Now Pierre could make his plans. Subduing the crew would not be a problem — he had an idea about how to do that already. Releasing the geese and allowing them to find their way back to France, Belgium, Luxembourg, Italy, Germany, and all the other places in Europe from which they had been stolen would also be fairly easy. But how to make his own escape? And here he came to the most brilliant part of the whole episode. If he could only select the dozen geese that had been stolen from the Jardin de Luxembourg, he could use the same ruse he had used the last time he had escaped from B-B-B-B. If only he could find some silk thread, the rest of the story would flow like clockwork. (And not one of your stupid Bulgarian clocks that runs like the digestive tract of an elderly cow, but a fine Swiss clock with a 24-jewel mechanism!)
Well, where can you find silk on a ship? Anywhere there are spiders. And there were plenty of spiders in the container — nice, small, inconspicuous, non-biting kinds of spiders. So all Pierre had to do was to carefully harvest about five kilometers of spider webs and he would be all set.
His plan was brilliant. The engines stopped, and the crew members suddenly remembered there was an intruder on board. They began opening every container, determined to find Pierre and throw him overboard. But when they opened the hatch to his container, Pierre was all ready for them. First he made a very short speech that included a couple of good jokes. The bad crew members started giggling and wanted more. Then Pierre shouted out with all his strength, three choruses of “Buwani-Buwani-Buwani-Bufani!”. The crew members got into the mood and started chanting along with him, their giggles turned to chortles and then full-bodied laughs — and then, one by one, they began to drop in their tracks. Sure enough, the old magic still worked. The name of this city can still make you die laughing!

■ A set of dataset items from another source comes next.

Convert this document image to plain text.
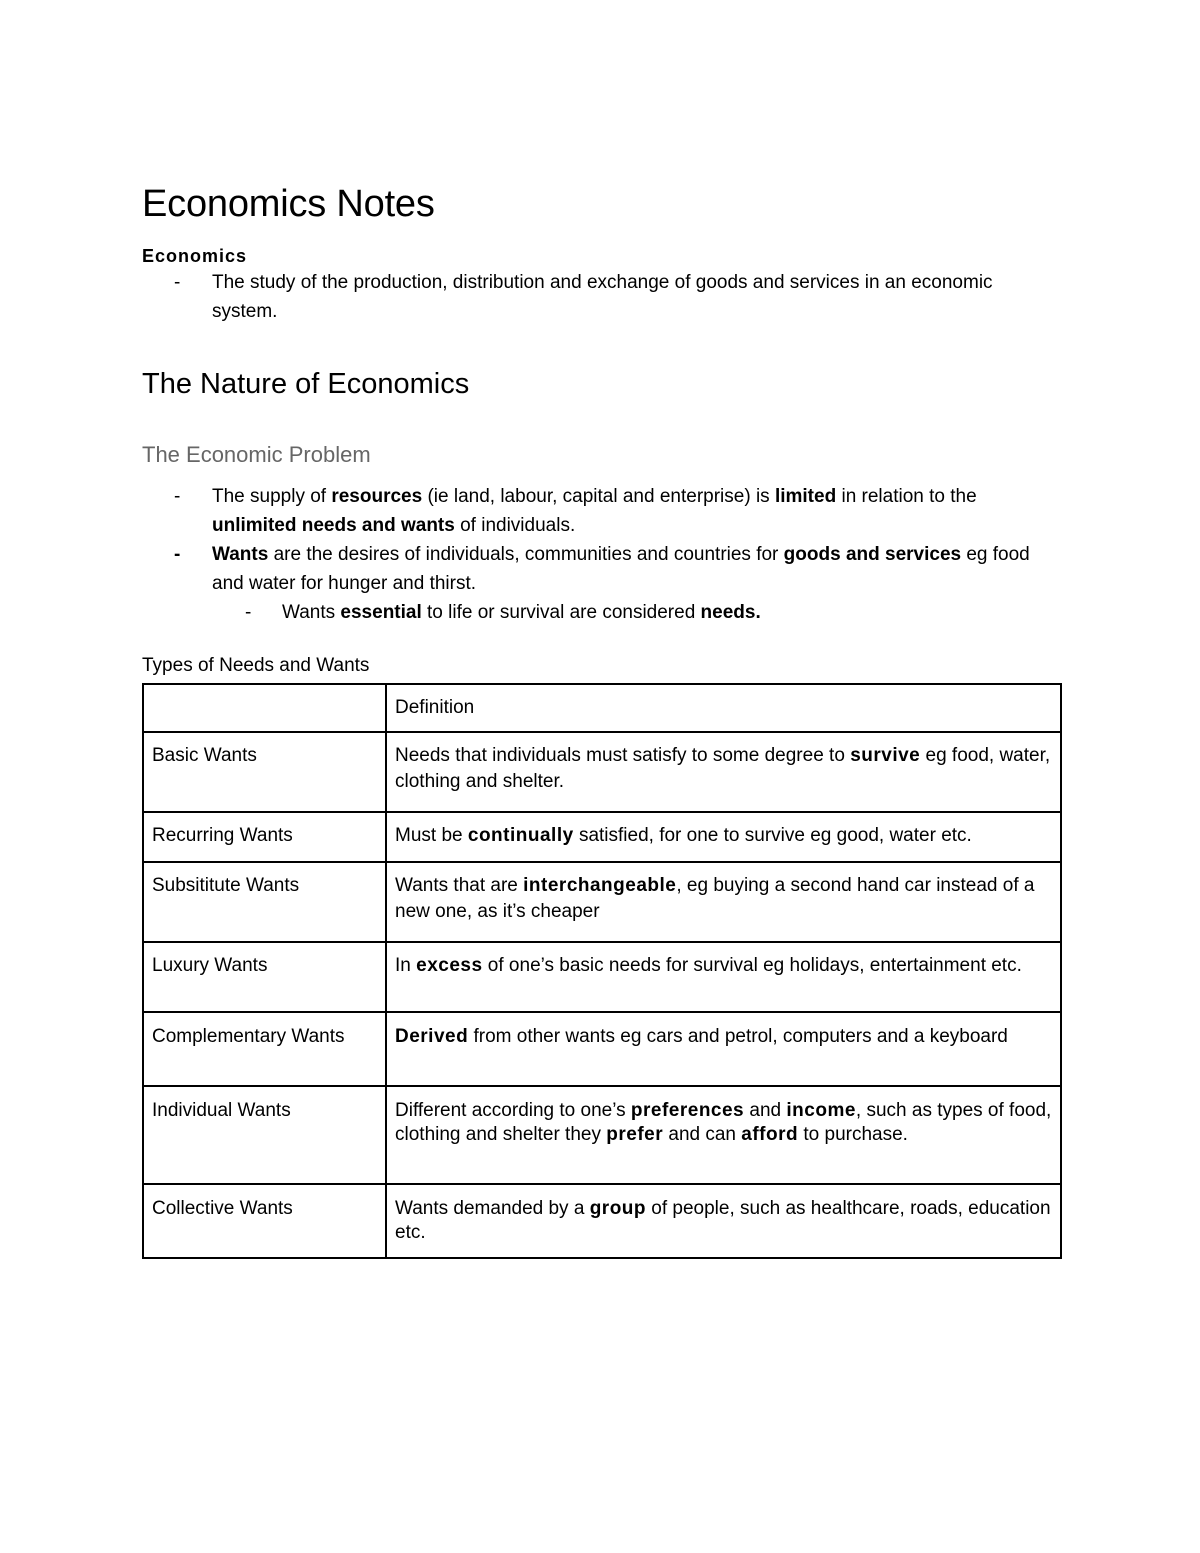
Economics Notes
Economics
- The study of the production, distribution and exchange of goods and services in an economic system.
The Nature of Economics
The Economic Problem
- The supply of resources (ie land, labour, capital and enterprise) is limited in relation to the unlimited needs and wants of individuals.
- Wants are the desires of individuals, communities and countries for goods and services eg food and water for hunger and thirst.
- Wants essential to life or survival are considered needs.
Types of Needs and Wants
	Definition
Basic Wants	Needs that individuals must satisfy to some degree to survive eg food, water, clothing and shelter.
Recurring Wants	Must be continually satisfied, for one to survive eg good, water etc.
Subsititute Wants	Wants that are interchangeable, eg buying a second hand car instead of a new one, as it’s cheaper
Luxury Wants	In excess of one’s basic needs for survival eg holidays, entertainment etc.
Complementary Wants	Derived from other wants eg cars and petrol, computers and a keyboard
Individual Wants	Different according to one’s preferences and income, such as types of food, clothing and shelter they prefer and can afford to purchase.
Collective Wants	Wants demanded by a group of people, such as healthcare, roads, education etc.
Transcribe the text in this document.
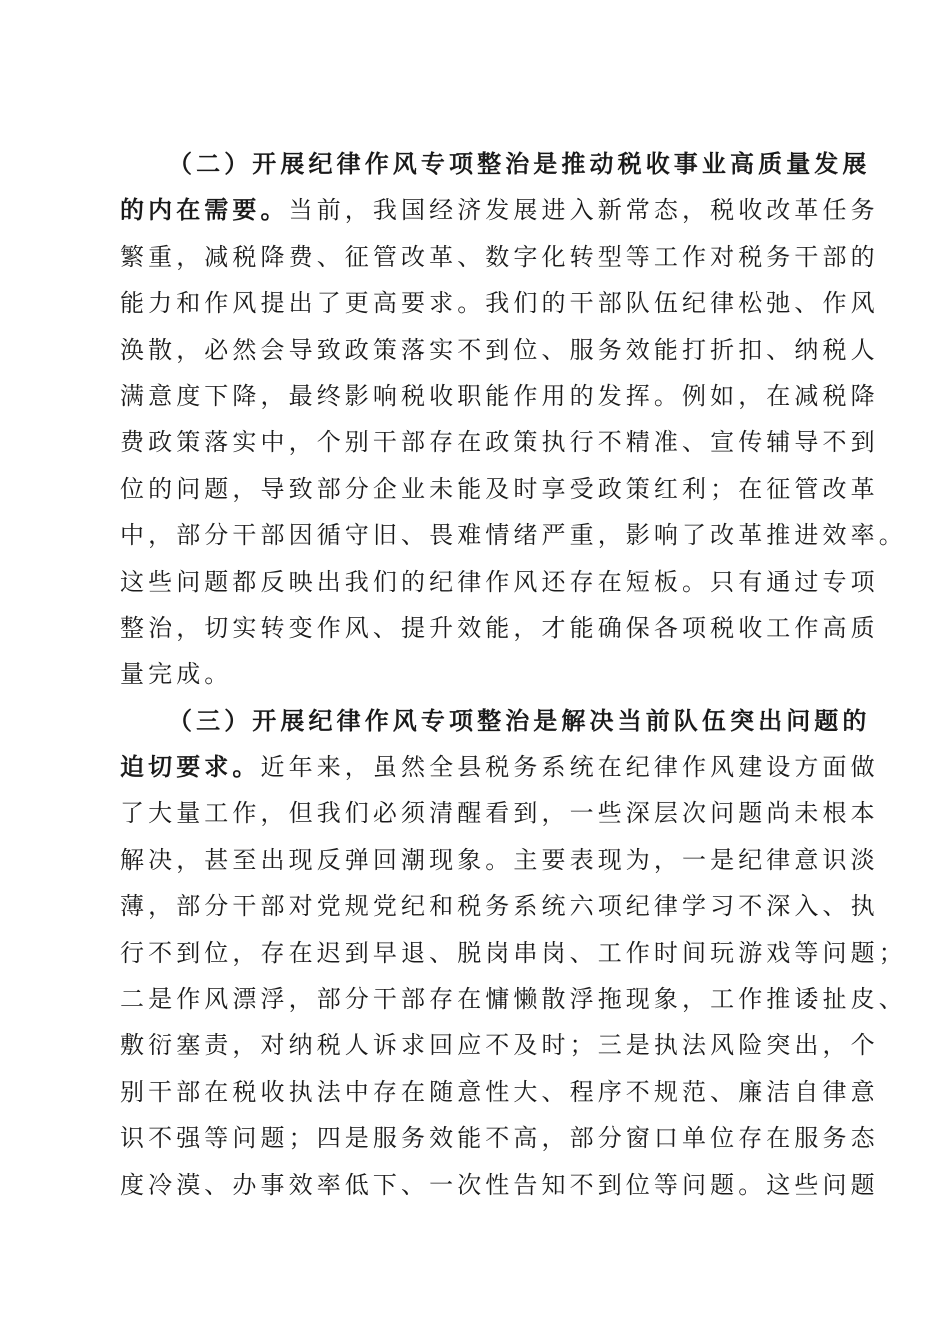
（二）开展纪律作风专项整治是推动税收事业高质量发展
的内在需要。当前，我国经济发展进入新常态，税收改革任务
繁重，减税降费、征管改革、数字化转型等工作对税务干部的
能力和作风提出了更高要求。我们的干部队伍纪律松弛、作风
涣散，必然会导致政策落实不到位、服务效能打折扣、纳税人
满意度下降，最终影响税收职能作用的发挥。例如，在减税降
费政策落实中，个别干部存在政策执行不精准、宣传辅导不到
位的问题，导致部分企业未能及时享受政策红利；在征管改革
中，部分干部因循守旧、畏难情绪严重，影响了改革推进效率。
这些问题都反映出我们的纪律作风还存在短板。只有通过专项
整治，切实转变作风、提升效能，才能确保各项税收工作高质
量完成。
（三）开展纪律作风专项整治是解决当前队伍突出问题的
迫切要求。近年来，虽然全县税务系统在纪律作风建设方面做
了大量工作，但我们必须清醒看到，一些深层次问题尚未根本
解决，甚至出现反弹回潮现象。主要表现为，一是纪律意识淡
薄，部分干部对党规党纪和税务系统六项纪律学习不深入、执
行不到位，存在迟到早退、脱岗串岗、工作时间玩游戏等问题；
二是作风漂浮，部分干部存在慵懒散浮拖现象，工作推诿扯皮、
敷衍塞责，对纳税人诉求回应不及时；三是执法风险突出，个
别干部在税收执法中存在随意性大、程序不规范、廉洁自律意
识不强等问题；四是服务效能不高，部分窗口单位存在服务态
度冷漠、办事效率低下、一次性告知不到位等问题。这些问题
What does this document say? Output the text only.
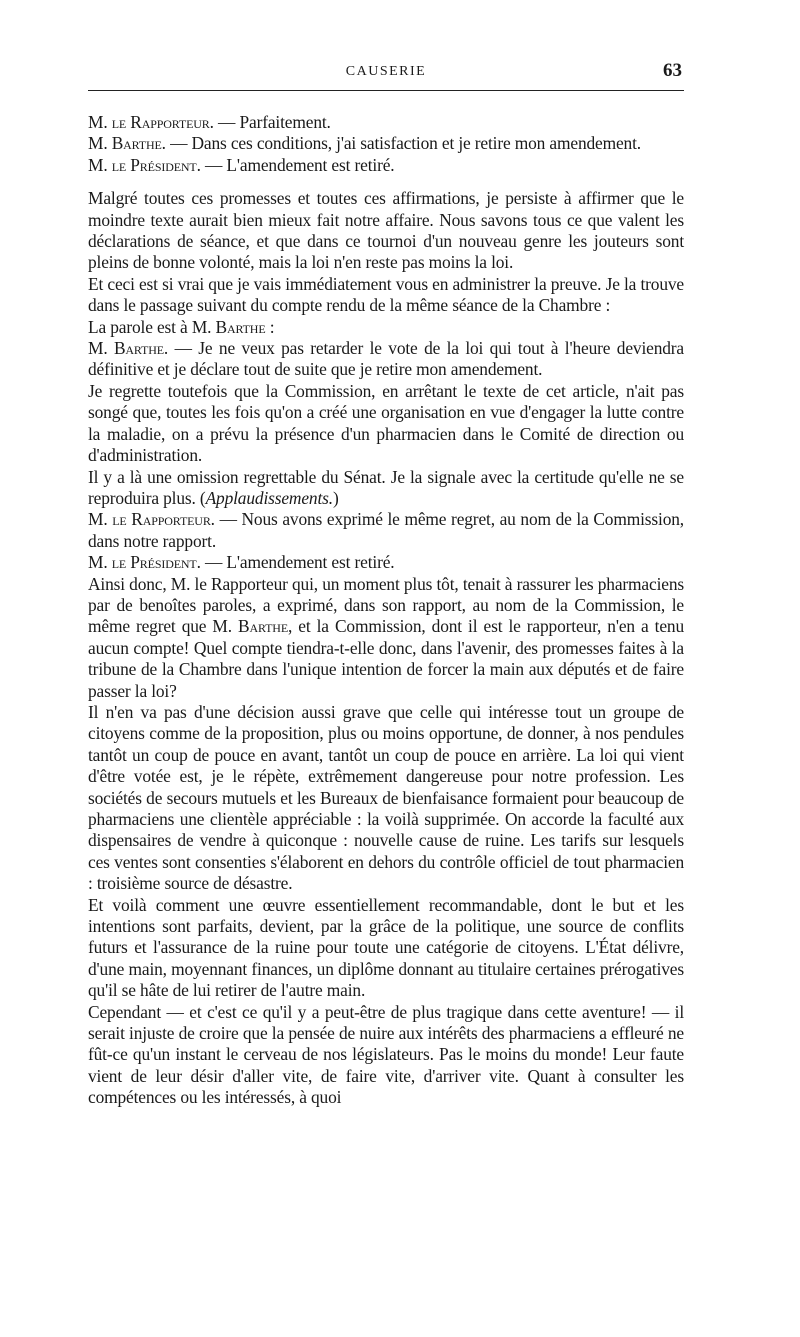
CAUSERIE	63

M. le Rapporteur. — Parfaitement.

M. Barthe. — Dans ces conditions, j'ai satisfaction et je retire mon amendement.

M. le Président. — L'amendement est retiré.

Malgré toutes ces promesses et toutes ces affirmations, je persiste à affirmer que le moindre texte aurait bien mieux fait notre affaire. Nous savons tous ce que valent les déclarations de séance, et que dans ce tournoi d'un nouveau genre les jouteurs sont pleins de bonne volonté, mais la loi n'en reste pas moins la loi.

Et ceci est si vrai que je vais immédiatement vous en administrer la preuve. Je la trouve dans le passage suivant du compte rendu de la même séance de la Chambre :

La parole est à M. Barthe :

M. Barthe. — Je ne veux pas retarder le vote de la loi qui tout à l'heure deviendra définitive et je déclare tout de suite que je retire mon amendement.

Je regrette toutefois que la Commission, en arrêtant le texte de cet article, n'ait pas songé que, toutes les fois qu'on a créé une organisation en vue d'engager la lutte contre la maladie, on a prévu la présence d'un pharmacien dans le Comité de direction ou d'administration.

Il y a là une omission regrettable du Sénat. Je la signale avec la certitude qu'elle ne se reproduira plus. (Applaudissements.)

M. le Rapporteur. — Nous avons exprimé le même regret, au nom de la Commission, dans notre rapport.

M. le Président. — L'amendement est retiré.

Ainsi donc, M. le Rapporteur qui, un moment plus tôt, tenait à rassurer les pharmaciens par de benoîtes paroles, a exprimé, dans son rapport, au nom de la Commission, le même regret que M. Barthe, et la Commission, dont il est le rapporteur, n'en a tenu aucun compte! Quel compte tiendra-t-elle donc, dans l'avenir, des promesses faites à la tribune de la Chambre dans l'unique intention de forcer la main aux députés et de faire passer la loi?

Il n'en va pas d'une décision aussi grave que celle qui intéresse tout un groupe de citoyens comme de la proposition, plus ou moins opportune, de donner, à nos pendules tantôt un coup de pouce en avant, tantôt un coup de pouce en arrière. La loi qui vient d'être votée est, je le répète, extrêmement dangereuse pour notre profession. Les sociétés de secours mutuels et les Bureaux de bienfaisance formaient pour beaucoup de pharmaciens une clientèle appréciable : la voilà supprimée. On accorde la faculté aux dispensaires de vendre à quiconque : nouvelle cause de ruine. Les tarifs sur lesquels ces ventes sont consenties s'élaborent en dehors du contrôle officiel de tout pharmacien : troisième source de désastre.

Et voilà comment une œuvre essentiellement recommandable, dont le but et les intentions sont parfaits, devient, par la grâce de la politique, une source de conflits futurs et l'assurance de la ruine pour toute une catégorie de citoyens. L'État délivre, d'une main, moyennant finances, un diplôme donnant au titulaire certaines prérogatives qu'il se hâte de lui retirer de l'autre main.

Cependant — et c'est ce qu'il y a peut-être de plus tragique dans cette aventure! — il serait injuste de croire que la pensée de nuire aux intérêts des pharmaciens a effleuré ne fût-ce qu'un instant le cerveau de nos législateurs. Pas le moins du monde! Leur faute vient de leur désir d'aller vite, de faire vite, d'arriver vite. Quant à consulter les compétences ou les intéressés, à quoi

Fortunately for the crew, they did not die — they were incapacitated for some days, and were then turned over to Interpol on Pierre’s evidence that they had goose-napped from all the fancy parks in Europe. Eventually they were sentenced to long terms on a prison island in the Atlantic Ocean, and worst of all — they heard loud bird honking from morning to night, every day throughout their sentence! Never a minute’s peace! And Pierre was able to find twelve strong geese from the Jardin based on the peculiar green water marks on their feathers — the pond really was rather dirty. Using the small harnesses Pierre had crafted from the spider webs and securing them to a small deck chair on the Seau-rouille, Pierre was wafted into the air as easily as a seal slipping off an ice flow. And these great migratory fowl made their way across Africa, across the Atlas Mountains, across the Mediterranean Sea, across France, and directly to the Jardin and its stinking pond. Honking like crazy birds, they made their descent. Pierre scrambled from his deck chair, stretched his legs, gave one quiet chant of “Buwani etc.”, and hurried home in the setting sun.